Документ взят из кэша поисковой машины. Адрес оригинального документа : http://www.intsys.msu.ru/en/invest/speech/articles/pronunc.htm
Дата изменения: Unknown
Дата индексирования: Sun Apr 10 00:40:59 2016
Кодировка:
Intelligent Systems :: Research :: :: Articles

About automatic correction of wrong pronunciation of foreign words

Dmitry Babin; Ivan Mazurenko, Pavel Aliseichick
Faculty of Mechanics and Mathematics,
Department of Mathematical Theory of Intelligent Systems (MaTIS).

Formulation of a problem of automatic correction of wrong pronunciation of foreign words is introduced. Work of a system constructing the exercises with the help of a teacher is described. Algorithms of fragmentation of sound data into phonemes and of analysis of correctness of pronunciation of a student are suggested. Necessity of voice tuning is explained. Some characteristics of a training system are adduced.
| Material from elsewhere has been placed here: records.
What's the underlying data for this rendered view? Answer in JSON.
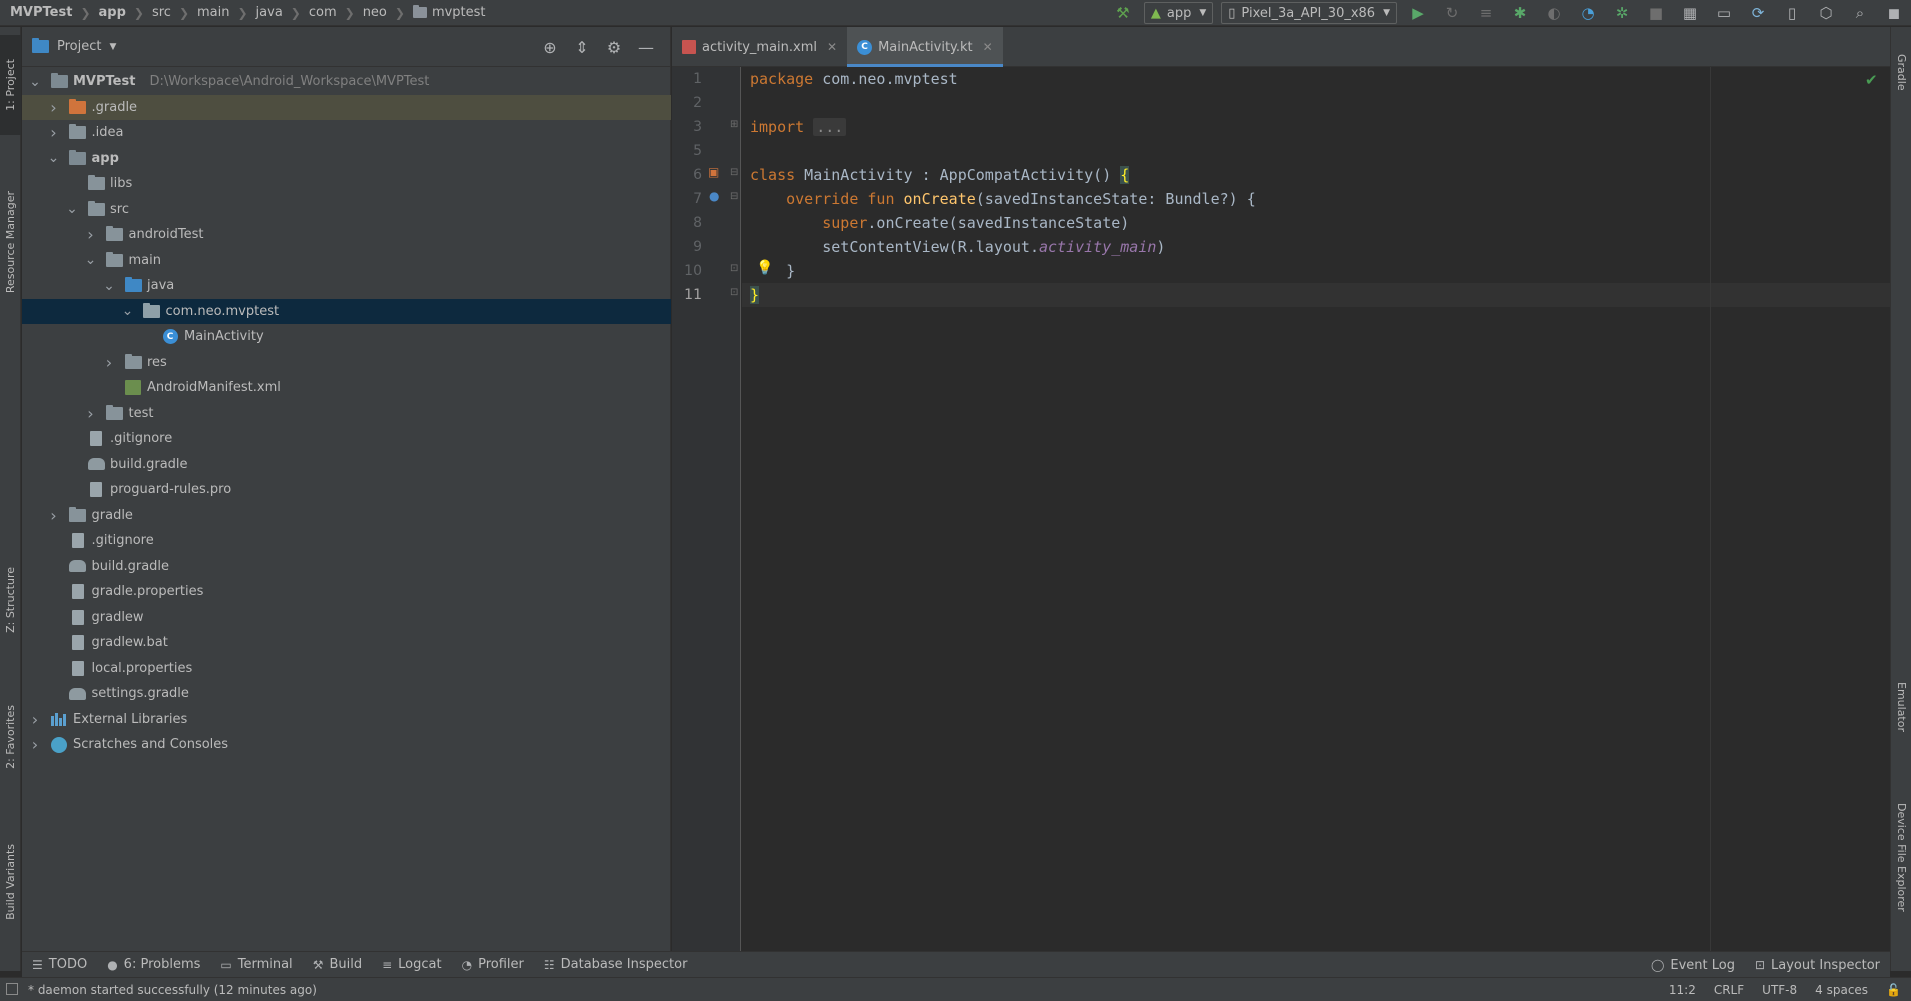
{
  "breadcrumb": [
    {
      "label": "MVPTest",
      "bold": true
    },
    {
      "label": "app",
      "bold": true
    },
    {
      "label": "src"
    },
    {
      "label": "main"
    },
    {
      "label": "java"
    },
    {
      "label": "com"
    },
    {
      "label": "neo"
    },
    {
      "label": "mvptest",
      "folder": true
    }
  ],
  "toolbar": {
    "run_config": "app",
    "device": "Pixel_3a_API_30_x86",
    "icons": [
      "hammer-icon",
      "run-icon",
      "rerun-icon",
      "coverage-icon",
      "debug-icon",
      "attach-icon",
      "profile-icon",
      "apply-changes-icon",
      "stop-icon",
      "project-structure-icon",
      "terminal-icon",
      "sync-icon",
      "avd-icon",
      "sdk-icon",
      "search-icon",
      "user-icon"
    ]
  },
  "left_strip": {
    "project": "1: Project",
    "resource_manager": "Resource Manager",
    "structure": "Z: Structure",
    "favorites": "2: Favorites",
    "build_variants": "Build Variants"
  },
  "right_strip": {
    "gradle": "Gradle",
    "emulator": "Emulator",
    "device_file_explorer": "Device File Explorer"
  },
  "project_panel": {
    "title": "Project",
    "header_icons": [
      "locate-icon",
      "collapse-icon",
      "settings-icon",
      "hide-icon"
    ],
    "tree": [
      {
        "label": "MVPTest",
        "path": "D:\\Workspace\\Android_Workspace\\MVPTest",
        "depth": 0,
        "chev": "down",
        "icon": "module"
      },
      {
        "label": ".gradle",
        "depth": 1,
        "chev": "right",
        "icon": "folder-orange",
        "highlight": true
      },
      {
        "label": ".idea",
        "depth": 1,
        "chev": "right",
        "icon": "folder"
      },
      {
        "label": "app",
        "depth": 1,
        "chev": "down",
        "icon": "module"
      },
      {
        "label": "libs",
        "depth": 2,
        "icon": "folder"
      },
      {
        "label": "src",
        "depth": 2,
        "chev": "down",
        "icon": "folder"
      },
      {
        "label": "androidTest",
        "depth": 3,
        "chev": "right",
        "icon": "folder"
      },
      {
        "label": "main",
        "depth": 3,
        "chev": "down",
        "icon": "folder"
      },
      {
        "label": "java",
        "depth": 4,
        "chev": "down",
        "icon": "folder-blue"
      },
      {
        "label": "com.neo.mvptest",
        "depth": 5,
        "chev": "down",
        "icon": "package",
        "selected": true
      },
      {
        "label": "MainActivity",
        "depth": 6,
        "icon": "kotlin"
      },
      {
        "label": "res",
        "depth": 4,
        "chev": "right",
        "icon": "folder"
      },
      {
        "label": "AndroidManifest.xml",
        "depth": 4,
        "icon": "xml"
      },
      {
        "label": "test",
        "depth": 3,
        "chev": "right",
        "icon": "folder"
      },
      {
        "label": ".gitignore",
        "depth": 2,
        "icon": "file"
      },
      {
        "label": "build.gradle",
        "depth": 2,
        "icon": "gradle"
      },
      {
        "label": "proguard-rules.pro",
        "depth": 2,
        "icon": "file"
      },
      {
        "label": "gradle",
        "depth": 1,
        "chev": "right",
        "icon": "folder"
      },
      {
        "label": ".gitignore",
        "depth": 1,
        "icon": "file"
      },
      {
        "label": "build.gradle",
        "depth": 1,
        "icon": "gradle"
      },
      {
        "label": "gradle.properties",
        "depth": 1,
        "icon": "file"
      },
      {
        "label": "gradlew",
        "depth": 1,
        "icon": "file"
      },
      {
        "label": "gradlew.bat",
        "depth": 1,
        "icon": "file"
      },
      {
        "label": "local.properties",
        "depth": 1,
        "icon": "file"
      },
      {
        "label": "settings.gradle",
        "depth": 1,
        "icon": "gradle"
      },
      {
        "label": "External Libraries",
        "depth": 0,
        "chev": "right",
        "icon": "libraries"
      },
      {
        "label": "Scratches and Consoles",
        "depth": 0,
        "chev": "right",
        "icon": "scratches"
      }
    ]
  },
  "editor": {
    "tabs": [
      {
        "label": "activity_main.xml",
        "active": false
      },
      {
        "label": "MainActivity.kt",
        "active": true
      }
    ],
    "line_numbers": [
      "1",
      "2",
      "3",
      "5",
      "6",
      "7",
      "8",
      "9",
      "10",
      "11"
    ],
    "current_line": "11",
    "code": {
      "l1_kw": "package",
      "l1_rest": " com.neo.mvptest",
      "l3_kw": "import",
      "l3_fold": "...",
      "l6_kw": "class",
      "l6_rest": " MainActivity : AppCompatActivity() ",
      "l6_brace": "{",
      "l7_indent": "    ",
      "l7_kw": "override fun",
      "l7_fn": " onCreate",
      "l7_rest": "(savedInstanceState: Bundle?) {",
      "l8_indent": "        ",
      "l8_kw": "super",
      "l8_rest": ".onCreate(savedInstanceState)",
      "l9_indent": "        ",
      "l9_rest": "setContentView(R.layout.",
      "l9_it": "activity_main",
      "l9_end": ")",
      "l10": "    }",
      "l11": "}"
    }
  },
  "bottom_tabs": {
    "left": [
      {
        "label": "TODO",
        "icon": "list-icon"
      },
      {
        "label": "6: Problems",
        "icon": "info-icon"
      },
      {
        "label": "Terminal",
        "icon": "terminal-icon"
      },
      {
        "label": "Build",
        "icon": "hammer-icon"
      },
      {
        "label": "Logcat",
        "icon": "logcat-icon"
      },
      {
        "label": "Profiler",
        "icon": "profiler-icon"
      },
      {
        "label": "Database Inspector",
        "icon": "database-icon"
      }
    ],
    "right": [
      {
        "label": "Event Log",
        "icon": "event-log-icon"
      },
      {
        "label": "Layout Inspector",
        "icon": "layout-inspector-icon"
      }
    ]
  },
  "status_bar": {
    "message": "* daemon started successfully (12 minutes ago)",
    "position": "11:2",
    "line_sep": "CRLF",
    "encoding": "UTF-8",
    "indent": "4 spaces"
  }
}
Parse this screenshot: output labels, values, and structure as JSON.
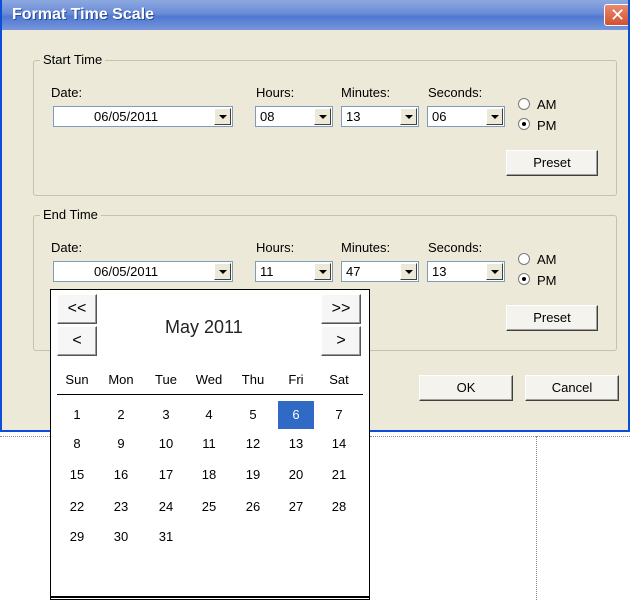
{
  "window": {
    "title": "Format Time Scale",
    "close_glyph": "✕"
  },
  "start": {
    "legend": "Start Time",
    "date_label": "Date:",
    "date_value": "06/05/2011",
    "hours_label": "Hours:",
    "hours_value": "08",
    "minutes_label": "Minutes:",
    "minutes_value": "13",
    "seconds_label": "Seconds:",
    "seconds_value": "06",
    "am_label": "AM",
    "pm_label": "PM",
    "selected_period": "PM",
    "preset_label": "Preset"
  },
  "end": {
    "legend": "End Time",
    "date_label": "Date:",
    "date_value": "06/05/2011",
    "hours_label": "Hours:",
    "hours_value": "11",
    "minutes_label": "Minutes:",
    "minutes_value": "47",
    "seconds_label": "Seconds:",
    "seconds_value": "13",
    "am_label": "AM",
    "pm_label": "PM",
    "selected_period": "PM",
    "preset_label": "Preset"
  },
  "buttons": {
    "ok": "OK",
    "cancel": "Cancel"
  },
  "calendar": {
    "prev_year": "<<",
    "prev_month": "<",
    "next_year": ">>",
    "next_month": ">",
    "month_label": "May 2011",
    "weekdays": [
      "Sun",
      "Mon",
      "Tue",
      "Wed",
      "Thu",
      "Fri",
      "Sat"
    ],
    "weeks": [
      [
        "1",
        "2",
        "3",
        "4",
        "5",
        "6",
        "7"
      ],
      [
        "8",
        "9",
        "10",
        "11",
        "12",
        "13",
        "14"
      ],
      [
        "15",
        "16",
        "17",
        "18",
        "19",
        "20",
        "21"
      ],
      [
        "22",
        "23",
        "24",
        "25",
        "26",
        "27",
        "28"
      ],
      [
        "29",
        "30",
        "31",
        "",
        "",
        "",
        ""
      ]
    ],
    "selected_day": "6",
    "selection_color": "#316ac5"
  }
}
Lately there appeared a large number of systems of automatic training of the foreign languages with an opportunity of demonstration of video and audio information and with input of student's speech. The weakest point in such training systems is absence of appreciation of correctness of pronunciation, as well as localization of errors of pronunciation. The complexity of the problem is explained by large variety of equally correct pronunciations of the different announcers, different conditions of recording of speech and existence of a plenty of types of errors of pronunciation: from incorrect stress and intonation up to wrong pronunciation of separate sounds, that is usually caused by absence of the majority of sounds of foreign language in native language of a student. Thus, the solution of this problem requires work with speech at a level, not dependent on the announcer and allowing an inexact pronunciation of sound phrases.

The authors offer the functioning variant of a system, making it possible to a student to appreciate objectively a degree of correctness of his pronunciation, to classify errors and to listen to a difference of pronunciations of incorrect sounds interactively.

The system works as follows.

To ensure the independence of functioning of algorithm from a voice of a teacher and a student the system in a natural mode of speech dialogue in a language native for the user determines the objective parameters of his speech. These parameters are later used to transform the characteristics of a sound signal to a special voice-invariant form.

The preparation of an exercise by the teacher assumes special processing of sound images of words. The teacher devices a sound signal into fragments corresponding to phonemes of language. After that the system calculates the special parameters of these fragments (loudness, intonation, rate and the correctness of pronunciation). Then the teacher defines allowable deviations of all parameters. For example, the definition of allowable deviations of all parameters of all fragments, except for one, to infinity will result in the supervising by the system of only one phoneme in a phrase.

The dialogue of a system with a student occurs in an automatic mode. After listening to a sound phrase, recorded by the teacher, the student repeats it. The system calculates special voice-invariant characteristics of a recorded phrase said by the student and automatically divides it into sound fragments, corresponding to phonemes of foreign language, using a well-known method of dynamic programming. After this the student has an opportunity to estimate the correctness of pronunciation of each fragment acoustically and visually. Inadmissible deviation of any student's curve, describing the loudness, intonation, rate or the correctness of pronunciation of a separate sound fragment, from the corresponding curve of the teacher means that an error occurred in pronunciation of this fragment.

The tests of this system were conducted for training more than 10 Russian "students" in teaching them English on words and phrases, containing the following English sounds: th (like in this), th (like in think), ng (like in ring), r (like in rest), h (like in hello), t (like in ten), d (like in desk), w (like in wall), having no close analogues in Russian. The probability of an error during the division of student's words into fragments averaged 0.05, the probability of determination of a false error on the correct pronunciation averaged 0.04 and the probability of not detection of an obvious error in pronunciation averaged 0.15.

The work was executed on the chair of the Mathematical theory of intelligent systems of faculty of Mechanics and Mathematics of the Moscow State University named after M.Lomonosov.